Гурова подкупала откровенность Заборина. Он чувствовал, что тот говорит правду, и это ему импонировало куда больше, чем если бы тот принялся обелять себя, боясь последствий.
— Что вы делали после того, как Штейн ушел? — спросил он.
— А вы бы на моем месте что делали? — невесело улыбнулся Заборин. — Я надрался. Ушел из ресторана без четверти двенадцать, если верить официантам. Это они вызвали для меня такси. Они же сгрузили туда мое тело. Адрес я назвал сам, судя по их словам. Только таксиста найти не удалось. Невезуха, гражданин полковник, она баба прилипчивая.

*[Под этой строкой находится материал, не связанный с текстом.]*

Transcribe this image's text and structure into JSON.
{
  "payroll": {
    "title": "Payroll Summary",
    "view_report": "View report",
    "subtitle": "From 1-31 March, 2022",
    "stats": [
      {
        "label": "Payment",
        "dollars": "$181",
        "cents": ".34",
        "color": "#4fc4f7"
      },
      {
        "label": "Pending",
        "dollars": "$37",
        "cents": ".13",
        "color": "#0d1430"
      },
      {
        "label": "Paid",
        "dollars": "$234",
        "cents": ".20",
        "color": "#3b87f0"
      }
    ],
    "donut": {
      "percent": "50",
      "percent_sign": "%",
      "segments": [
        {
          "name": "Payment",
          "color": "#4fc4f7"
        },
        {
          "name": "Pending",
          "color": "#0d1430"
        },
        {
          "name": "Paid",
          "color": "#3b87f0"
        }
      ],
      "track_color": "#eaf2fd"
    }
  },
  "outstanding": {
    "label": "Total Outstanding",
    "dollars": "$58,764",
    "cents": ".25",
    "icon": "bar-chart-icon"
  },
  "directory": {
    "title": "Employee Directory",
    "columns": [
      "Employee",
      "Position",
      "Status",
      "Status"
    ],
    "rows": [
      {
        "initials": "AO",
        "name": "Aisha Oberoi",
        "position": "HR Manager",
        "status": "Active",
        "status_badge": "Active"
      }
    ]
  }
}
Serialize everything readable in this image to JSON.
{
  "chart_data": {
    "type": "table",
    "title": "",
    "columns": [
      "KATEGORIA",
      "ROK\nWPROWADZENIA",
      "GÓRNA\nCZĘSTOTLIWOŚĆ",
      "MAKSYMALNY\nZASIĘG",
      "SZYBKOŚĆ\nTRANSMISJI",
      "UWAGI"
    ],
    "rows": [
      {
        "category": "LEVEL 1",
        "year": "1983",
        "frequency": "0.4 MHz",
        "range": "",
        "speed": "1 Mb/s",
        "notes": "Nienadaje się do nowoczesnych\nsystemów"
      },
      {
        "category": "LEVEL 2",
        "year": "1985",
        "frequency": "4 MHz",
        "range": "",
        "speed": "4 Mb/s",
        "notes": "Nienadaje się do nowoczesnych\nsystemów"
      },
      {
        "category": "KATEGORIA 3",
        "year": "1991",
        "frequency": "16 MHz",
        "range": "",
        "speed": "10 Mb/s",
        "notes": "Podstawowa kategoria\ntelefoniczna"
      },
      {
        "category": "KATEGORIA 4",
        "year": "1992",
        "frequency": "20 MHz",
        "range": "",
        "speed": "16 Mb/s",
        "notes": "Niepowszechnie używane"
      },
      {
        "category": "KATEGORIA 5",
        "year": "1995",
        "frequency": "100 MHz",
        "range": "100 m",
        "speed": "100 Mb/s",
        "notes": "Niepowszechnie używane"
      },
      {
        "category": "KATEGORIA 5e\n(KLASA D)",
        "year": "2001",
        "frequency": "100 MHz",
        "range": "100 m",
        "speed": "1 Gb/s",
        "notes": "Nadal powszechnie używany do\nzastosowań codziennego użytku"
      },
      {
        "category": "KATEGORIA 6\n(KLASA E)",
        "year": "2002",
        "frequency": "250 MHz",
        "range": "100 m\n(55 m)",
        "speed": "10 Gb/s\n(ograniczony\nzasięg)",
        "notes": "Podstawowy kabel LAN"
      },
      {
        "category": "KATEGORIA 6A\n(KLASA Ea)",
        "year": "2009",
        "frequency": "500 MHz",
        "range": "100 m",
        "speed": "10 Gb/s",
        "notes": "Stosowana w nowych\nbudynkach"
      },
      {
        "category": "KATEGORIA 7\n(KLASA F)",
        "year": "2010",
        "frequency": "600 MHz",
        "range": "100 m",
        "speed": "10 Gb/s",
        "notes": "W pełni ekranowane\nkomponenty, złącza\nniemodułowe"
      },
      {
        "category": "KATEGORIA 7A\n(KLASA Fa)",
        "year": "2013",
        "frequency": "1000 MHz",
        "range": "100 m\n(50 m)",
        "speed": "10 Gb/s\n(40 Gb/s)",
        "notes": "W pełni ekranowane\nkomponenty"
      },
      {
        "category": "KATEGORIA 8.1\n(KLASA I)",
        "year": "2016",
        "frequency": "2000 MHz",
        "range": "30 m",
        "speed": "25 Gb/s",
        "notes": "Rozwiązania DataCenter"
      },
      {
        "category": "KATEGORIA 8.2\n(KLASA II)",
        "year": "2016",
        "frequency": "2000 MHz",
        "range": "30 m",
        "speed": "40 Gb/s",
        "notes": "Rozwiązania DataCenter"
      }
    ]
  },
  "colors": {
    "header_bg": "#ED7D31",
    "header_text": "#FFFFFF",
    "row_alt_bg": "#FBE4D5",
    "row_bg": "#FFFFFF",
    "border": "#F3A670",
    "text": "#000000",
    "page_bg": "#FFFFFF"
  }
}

— Как это не удалось найти таксиста? — Гуров перевел удивленный взгляд на адвоката, адресуя вопрос ему.
— Понимаете, новая система работы такси несколько своеобразная, — принялся оправдываться адвокат. — Любой, кто имеет личный автомобиль, может зарегистрироваться в общей базе таксистов и осуществлять коммерческую деятельность под их руководством. Таксист, забиравший моего подзащитного из ресторана, относится к этой категории. Его данные есть в единой базе таксопарка. Мне удалось выяснить номер телефона и номер машины данного сотрудника, но отыскать его в таком большом городе, как Москва, достаточно проблематично. Телефон заблокирован, а места регистрации в анкете указано не было.
— Данные предоставьте мне в полном объеме, — приказал Гуров и вновь обратился к Заборину: — Что было после того, как вы покинули ресторан? Выкладывайте начистоту, а не ту историю, что сочинил для вас адвокат.
— Я не помню, — честно признался Заборин. — Следующее воспоминание относится к утренним часам. Я проснулся в своей постели с жутким похмельем. Предвосхищая ваш вопрос, отвечу: живу я один, и сказать, в котором часу я вернулся домой, некому. Адвокат опрашивал соседей. Никто ничего не слышал. Мой дом, знаете ли, не относится к разряду элитных. Швейцара у нас нет. Как и когда я оказался дома, я не знаю.
— Вы просто губите себя, — вновь вклинился адвокат. — Считайте, сейчас вы подписали себе смертный приговор.
— Не могу с вами согласиться, — возразил Гуров. — Для того чтобы произвести действия, случившиеся в квартире Штейна, убийца должен был себя не просто контролировать, он должен был действовать исключительно трезво и разумно, а в нашем случае имеется несколько свидетелей, готовых под присягой заявить, что ваш подзащитный на момент совершения преступления был в невменяемом состоянии. Он не мог даже такси сам себе вызвать, не то что хладнокровно расправиться с обидчиком. Это ли не алиби?